I'm not even going to tell you what I got, because it was terrible!
I tried to be very honest and not count any books where I couldn't remember if I'd actually read them or just seen the film.
And I agree, there were some very odd choices in this list - but I find that with most such lists. Somewhere we have one of those '1000 books to read before you die' compendia, and I hadn't even heard of most of the books in that. I think I read in a very insular mammer - I've read very few books by authors not from the UK, the US or Canada. A few from France. Very little in translation. I know I ought to make more effort to read 'outside the box', but at the moment the box is quite a cosy place in which to hide.
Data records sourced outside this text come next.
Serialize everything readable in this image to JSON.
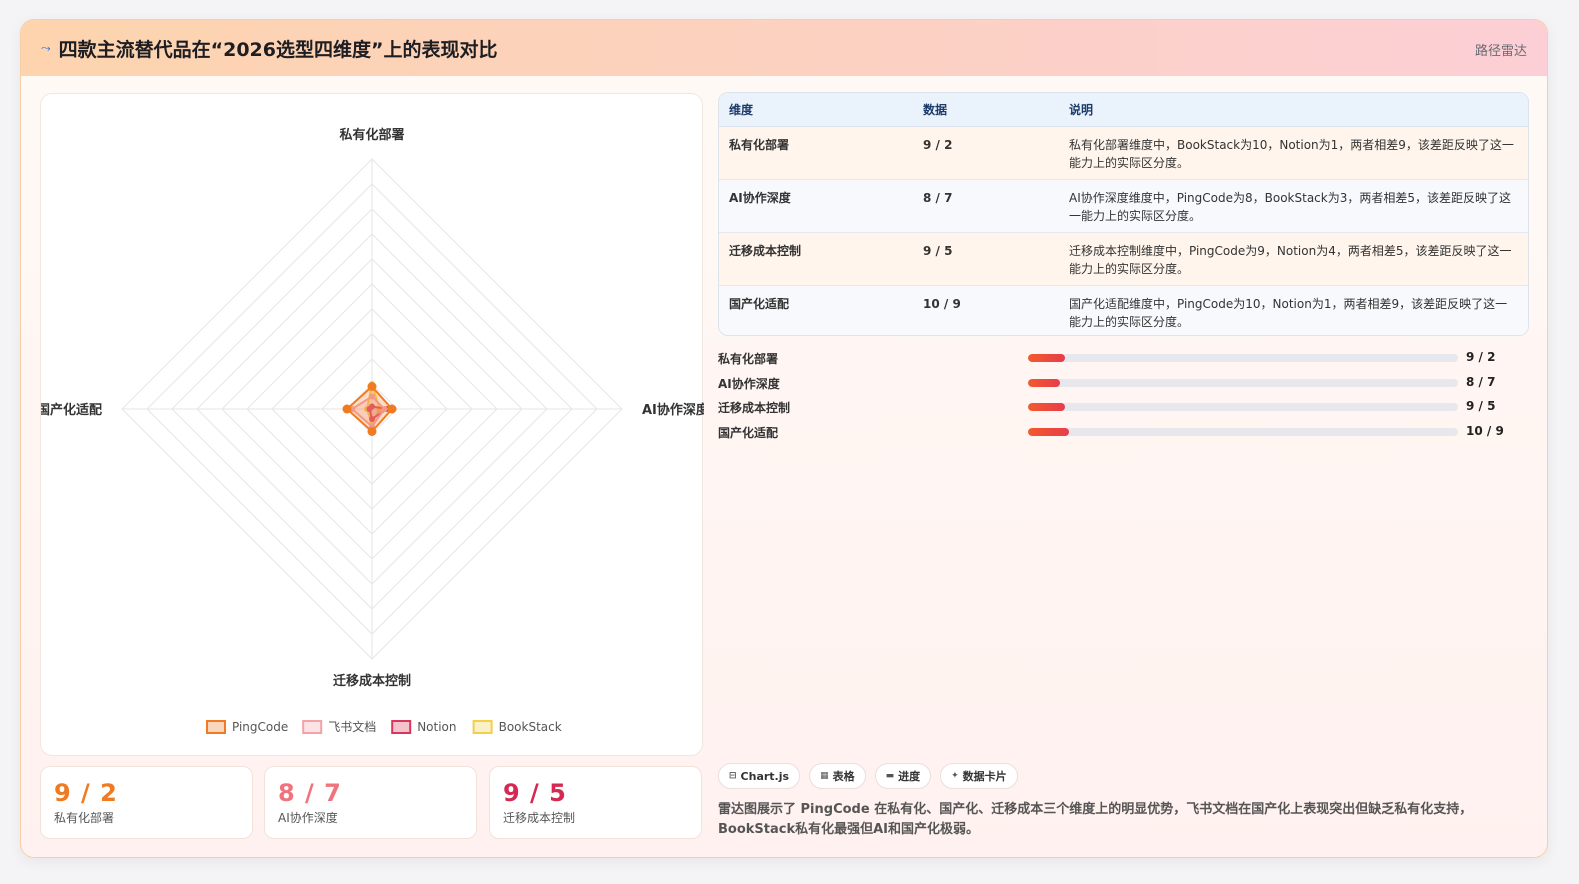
{
  "header": {
    "icon": "route-icon",
    "title": "四款主流替代品在“2026选型四维度”上的表现对比",
    "tag": "路径雷达"
  },
  "colors": {
    "PingCode": "#f07b22",
    "飞书文档": "#f3a2a8",
    "Notion": "#d8365a",
    "BookStack": "#f3cf4a",
    "accent": "#e8493c"
  },
  "chart_data": {
    "type": "radar",
    "axes": [
      "私有化部署",
      "AI协作深度",
      "迁移成本控制",
      "国产化适配"
    ],
    "scale": [
      0,
      100
    ],
    "series": [
      {
        "name": "PingCode",
        "values": [
          9,
          8,
          9,
          10
        ]
      },
      {
        "name": "飞书文档",
        "values": [
          5,
          5,
          7,
          8
        ]
      },
      {
        "name": "Notion",
        "values": [
          1,
          6,
          4,
          1
        ]
      },
      {
        "name": "BookStack",
        "values": [
          10,
          3,
          6,
          2
        ]
      }
    ],
    "grid": true,
    "legend_position": "bottom"
  },
  "table": {
    "headers": [
      "维度",
      "数据",
      "说明"
    ],
    "rows": [
      {
        "dim": "私有化部署",
        "value": "9 / 2",
        "desc": "私有化部署维度中，BookStack为10，Notion为1，两者相差9，该差距反映了这一能力上的实际区分度。"
      },
      {
        "dim": "AI协作深度",
        "value": "8 / 7",
        "desc": "AI协作深度维度中，PingCode为8，BookStack为3，两者相差5，该差距反映了这一能力上的实际区分度。"
      },
      {
        "dim": "迁移成本控制",
        "value": "9 / 5",
        "desc": "迁移成本控制维度中，PingCode为9，Notion为4，两者相差5，该差距反映了这一能力上的实际区分度。"
      },
      {
        "dim": "国产化适配",
        "value": "10 / 9",
        "desc": "国产化适配维度中，PingCode为10，Notion为1，两者相差9，该差距反映了这一能力上的实际区分度。"
      }
    ]
  },
  "progress": [
    {
      "label": "私有化部署",
      "value": "9 / 2",
      "fraction": 0.085
    },
    {
      "label": "AI协作深度",
      "value": "8 / 7",
      "fraction": 0.075
    },
    {
      "label": "迁移成本控制",
      "value": "9 / 5",
      "fraction": 0.085
    },
    {
      "label": "国产化适配",
      "value": "10 / 9",
      "fraction": 0.095
    }
  ],
  "kpis": [
    {
      "value": "9 / 2",
      "label": "私有化部署",
      "color": "#ee7a22"
    },
    {
      "value": "8 / 7",
      "label": "AI协作深度",
      "color": "#f0747e"
    },
    {
      "value": "9 / 5",
      "label": "迁移成本控制",
      "color": "#d42a52"
    }
  ],
  "chips": [
    {
      "icon": "chart-icon",
      "glyph": "⊟",
      "label": "Chart.js"
    },
    {
      "icon": "table-icon",
      "glyph": "▦",
      "label": "表格"
    },
    {
      "icon": "progress-icon",
      "glyph": "▬",
      "label": "进度"
    },
    {
      "icon": "card-icon",
      "glyph": "✦",
      "label": "数据卡片"
    }
  ],
  "summary": "雷达图展示了 PingCode 在私有化、国产化、迁移成本三个维度上的明显优势，飞书文档在国产化上表现突出但缺乏私有化支持，BookStack私有化最强但AI和国产化极弱。"
}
Went for a walk this afternoon - what a horrible, grey day it has been here. Rain on ice (thankfully it had already melted off the roads, so I stayed on those and didn't venture onto the field paths), dark skies, hardly anyone about. I does make you appreciate coming home to a warm, dry house and a cup of tea.
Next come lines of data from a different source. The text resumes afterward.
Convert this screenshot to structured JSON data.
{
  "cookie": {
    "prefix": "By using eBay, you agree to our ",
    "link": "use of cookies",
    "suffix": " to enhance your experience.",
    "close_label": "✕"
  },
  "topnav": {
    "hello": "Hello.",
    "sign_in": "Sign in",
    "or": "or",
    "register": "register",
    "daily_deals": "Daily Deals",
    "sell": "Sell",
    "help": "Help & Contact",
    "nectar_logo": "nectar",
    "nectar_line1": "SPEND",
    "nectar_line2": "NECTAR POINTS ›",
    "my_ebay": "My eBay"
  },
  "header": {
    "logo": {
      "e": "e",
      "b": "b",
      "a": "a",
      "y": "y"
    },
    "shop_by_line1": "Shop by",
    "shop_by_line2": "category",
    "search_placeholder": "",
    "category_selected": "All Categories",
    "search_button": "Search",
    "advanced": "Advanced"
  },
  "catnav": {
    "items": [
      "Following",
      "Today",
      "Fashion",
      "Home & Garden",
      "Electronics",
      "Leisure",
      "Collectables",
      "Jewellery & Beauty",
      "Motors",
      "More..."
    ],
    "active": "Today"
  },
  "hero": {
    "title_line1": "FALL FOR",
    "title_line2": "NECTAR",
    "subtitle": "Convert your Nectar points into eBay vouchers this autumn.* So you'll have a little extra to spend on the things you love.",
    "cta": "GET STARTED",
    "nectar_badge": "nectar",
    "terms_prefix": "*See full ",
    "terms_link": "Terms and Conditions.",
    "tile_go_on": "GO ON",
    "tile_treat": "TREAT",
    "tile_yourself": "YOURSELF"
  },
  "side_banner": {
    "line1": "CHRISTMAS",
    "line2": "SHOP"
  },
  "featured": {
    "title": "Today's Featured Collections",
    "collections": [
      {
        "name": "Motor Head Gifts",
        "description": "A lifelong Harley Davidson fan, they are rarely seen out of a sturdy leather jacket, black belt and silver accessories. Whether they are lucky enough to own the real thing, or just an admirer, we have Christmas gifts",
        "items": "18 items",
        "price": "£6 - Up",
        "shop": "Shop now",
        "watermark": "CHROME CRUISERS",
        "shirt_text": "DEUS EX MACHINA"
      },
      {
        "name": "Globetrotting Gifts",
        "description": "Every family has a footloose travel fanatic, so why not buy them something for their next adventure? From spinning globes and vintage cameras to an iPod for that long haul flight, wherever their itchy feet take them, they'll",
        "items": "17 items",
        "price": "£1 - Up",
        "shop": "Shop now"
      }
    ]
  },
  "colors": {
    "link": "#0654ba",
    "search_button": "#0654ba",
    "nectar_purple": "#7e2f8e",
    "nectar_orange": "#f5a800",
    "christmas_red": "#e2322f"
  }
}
Husband has booked the big TV for watching football tonight. He very rarely does this so I'm not complaining, but this house is small, and we don't have anywhere else to sit apart from the sitting room with the TV in it, so I'm not sure what I will do. Of course I could read, or indeed watch, in bed, but I have a horrible feeling I will just drop off to sleep. I suppose there are worse things!
I finished listening to Simon Brett/Jeremy Front's Charles Paris mystery, The Cinderella Killer, while I was out. It was fun, and I do enjoy Charles's unrepetant loucheness and his semi-affectionate banter with his 'estranged but living in the same house' wife Francis.
Last night we watched the first instalment of the new Great Pottery Throwdown series, and it was so lovely. Keith Brymer Jones, who is just wonderful, is still one of the judges, and is now joined by their former pottery technician, Rich Miller, who is equally good. They are both really nice, encouraging people - no Paul Hollywoods in this programme. Best of all, the new host is Siobhan McSweeny, the Irish actress who plays the Mother Superior in Derry Girls. She is brilliant, so funny. Apparently she has recently taken up pottery as a hobby. The competitors are all of a very high standard, but I must say I was pleased to see that this week's star potter was Sal, who is 60+ and not glamorous at all (three of the others are stick-thin 30 somethings, one is a model) but my, could she make beautiful things.